Advertisement

Gelecek yılın kamu borç finansmanı programı açıklandı. Veriler cesaret verici. Reel anlamda devletin borcu azalıyor. Büyüme tahmini tutarsa, kamu borcunun milli gelire oranı yüzde 32 civarında olacak. Önce “Sezar’ın hakkını Sezar’a” verelim. Dünyada başta gelişmiş ülkeler olmak üzere devletlerin borçları hızla büyürken, Türkiye’de tam tersi bir gelişme var. Ekonominin temel taşlarından biri yerinde. Bunu söylerken birçok harcamanın merkezi bütçe dışına kaydırıldığı, başta mahalli idareler olmak üzere borçların büyüdüğü gerçeğini unutmuyorum. Yanı sıra merkezi hükümetin borcunun azalmasının başta reel sektör olmak üzere hanehalkı ve diğer kesimlerin borçlarının aynı hızda büyüdüğü de diğer bir gerçek. Yani Türkiye’de borçluluk azalmıyor. Sadece yer değiştiriyor. Eskiden kamu borçluydu, şimdi özel sektör ve aileler. Bu da iç tasarruf yetersizliğinin doğal bir sonucu.

2013 PERFORMANSI OLUMLU
Bu saptamalar ışığında Hazine Finansman Programı’na (HFP) bakınca ilk göze çarpan şey 2013 yılı performansı. Bu yıl Hazine öngörülenden daha az borçlanacak. Bu gelişmeyi geçen yıl HFP açıklanırken beklenen özelleştirme gelirinden daha fazla gelirin elde edilmesi sağlamış gibi görünüyor. Hatırlarsanız Halkbank’ın 2012 yılındaki özelleştirmesinden elde edilen 4.5 milyar lira kadar gelir bu yılın ocak ayı başında bütçeye yazılmıştı. İç borçlanmada görülen azalma da bu miktara yakın. İç borçlanmada vadenin 74 aya çıkması, ortalama maliyetin yüzde 7.5 düzeyine inmesi kamu borçlanmasının geleceği açısından umut verici.

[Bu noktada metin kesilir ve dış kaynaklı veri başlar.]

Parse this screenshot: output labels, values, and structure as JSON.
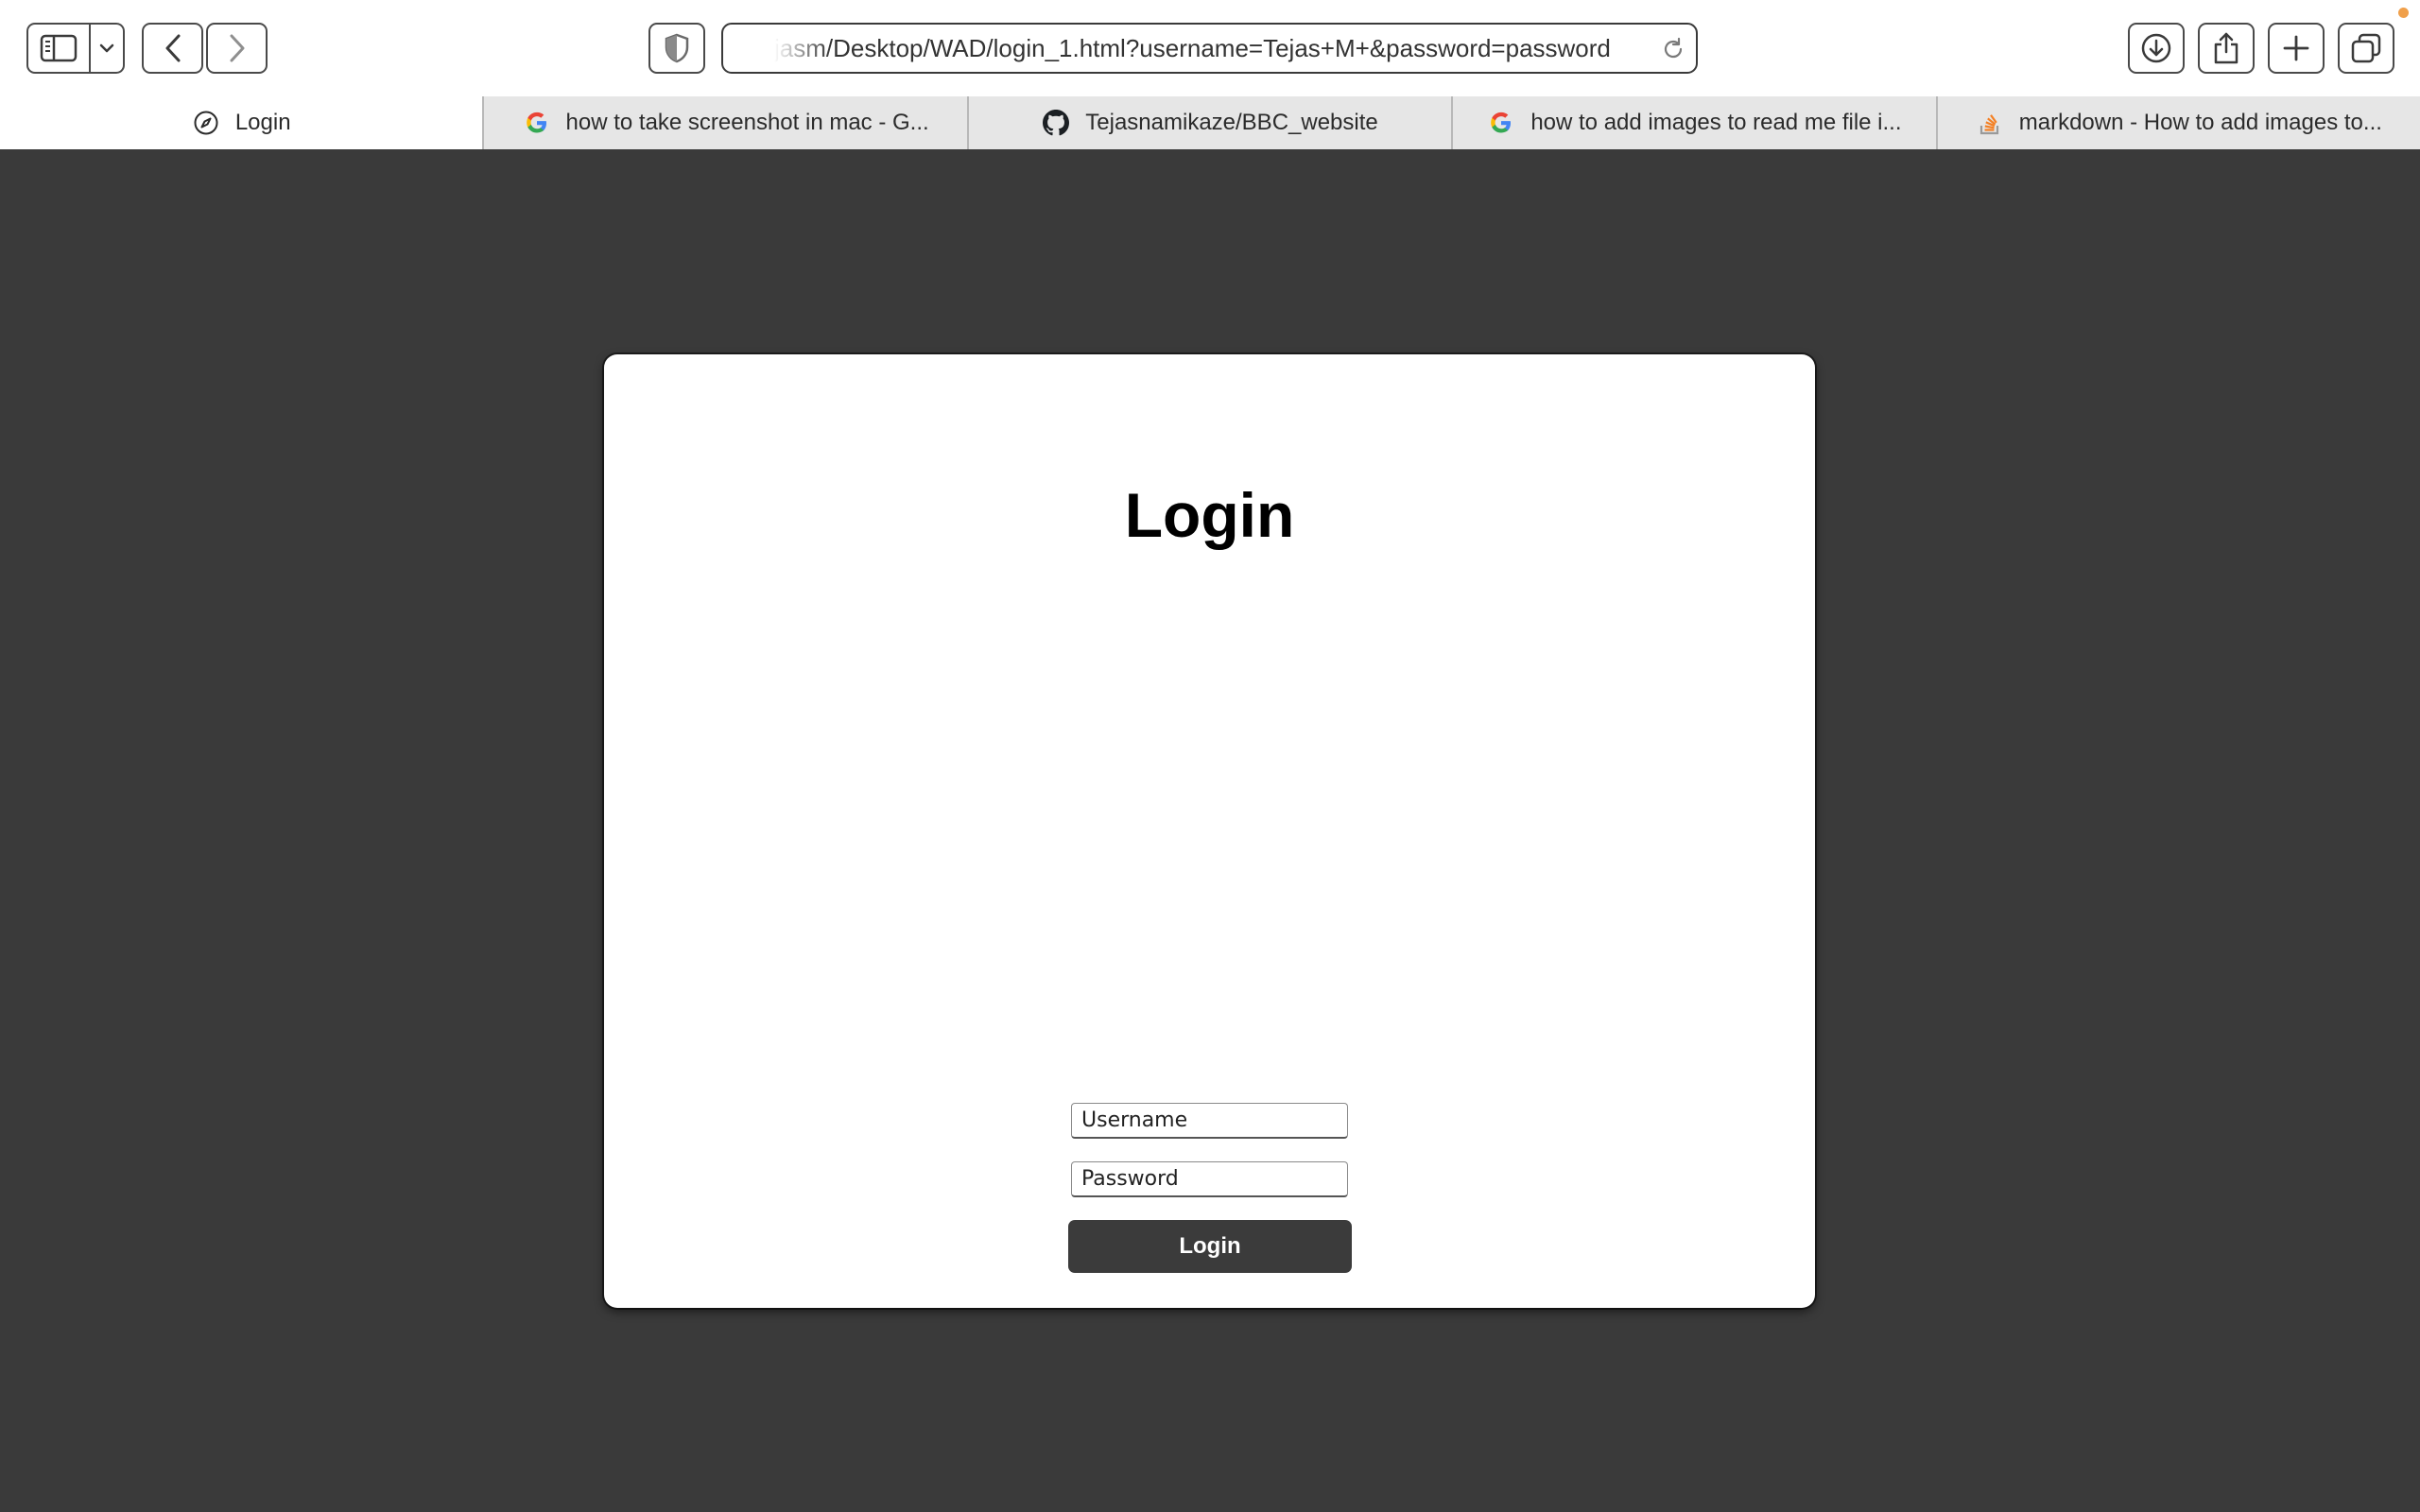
{
  "browser": {
    "url": "jasm/Desktop/WAD/login_1.html?username=Tejas+M+&password=password",
    "tabs": [
      {
        "label": "Login",
        "icon": "compass-icon",
        "active": true
      },
      {
        "label": "how to take screenshot in mac - G...",
        "icon": "google-icon",
        "active": false
      },
      {
        "label": "Tejasnamikaze/BBC_website",
        "icon": "github-icon",
        "active": false
      },
      {
        "label": "how to add images to read me file i...",
        "icon": "google-icon",
        "active": false
      },
      {
        "label": "markdown - How to add images to...",
        "icon": "stackoverflow-icon",
        "active": false
      }
    ],
    "colors": {
      "page_background": "#3a3a3a",
      "card_background": "#ffffff",
      "button_background": "#3b3b3b",
      "notification_dot": "#f0a04b"
    }
  },
  "page": {
    "title": "Login",
    "username_placeholder": "Username",
    "password_placeholder": "Password",
    "login_button": "Login"
  }
}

GELECEK SENE DIŞ ŞARTLARA BAĞLI
Gelecek seneyi değerlendirirken dış şartlara ve yabancıların beklentilerine biraz daha yakından bakmak gerek. Çünkü son yıllarda yabancıların iç borçlanma piyasasındaki ağırlıkları arttı. 2009 yılında DİBS’lerin sadece yüzde 8.6’sı onların elindeydi. Oran eylül ayında yüzde 23’ü geçti. Yani hem faiz hem de vade yapısını belirlemede önemli oyuncu oldular. Uzun vadeli, sabit getirili kâğıtların çoğunu onlar satın aldılar. Kararları ve risk iştahları piyasaları doğrudan şekillendirmeye başladı. Doğal olarak, FED politikaları onlar için bir temel gösterge niteliğinde. Diğer bir deyimle, FED’in parasal genişlemede atacağı adımlar bizim iç ve dış borçlanmamızı doğrudan etkileyecek. Çünkü yatırımcıların çoğu oradan gelecek ucuz fonlarla Türkiye’den kamu kâğıdı alıyorlar. Eğer beklendiği gibi FED gazdan ayağını çekerse, maliyetler artacak, vadeler aşağıya doğru hareket edecektir. Bu bağlamda konu, diğer ekonomik gelişmelerin yanı sıra, 2014 yılı iç borçlanma stratejisi için de hayati önemde. Hazine zor günlerin dostu değişken getirili enstrümanları değişkenlerle değiştirmeyi amaçlıyor. Olabildiğince 5 ve 10 yıl vadeli kâğıt ihraç etmeyi düşünüyor. Bu kâğıtların ana müşterisi yabancılar olduğundan hedeflerin tutturulabilmesi için risk iştahları azalmamalı. Ama sadece dış şartlar yetmez. Bir de iç siyasi ve iktisadi dengelerde de beklenmedik gelişmeler olmamalı. Örneğin sert geçecek bir seçim dönemi, beklenenden farklı seçim sonuçları yatırımcıların risk hesaplarını etkiler. Buna bir de tahminlerden daha düşük büyüme eklenirse, Hazine faiz, vade ve sonuçta enstrüman çeşitlerinde değişime gitmek zorunda kalabilir. Bu tür olasılıkların olabileceği bir dönemde Hazine’nin bu yıldan az borç servisi olması aşırı oynaklıkların önünde bir engeldir. Kamu gelecek yıl 177 milyar lira borç anapara ve faiz geri ödemesi yapacak. İçinde bulunduğumuz yıldan 6 milyar lira daha az. Böylesi şartlarda dışarıdan gelebilecek sert rüzgârlar, Hazine’nin borçlanma hedeflerini tutturmasını çok aşırı etkilemeyecektir.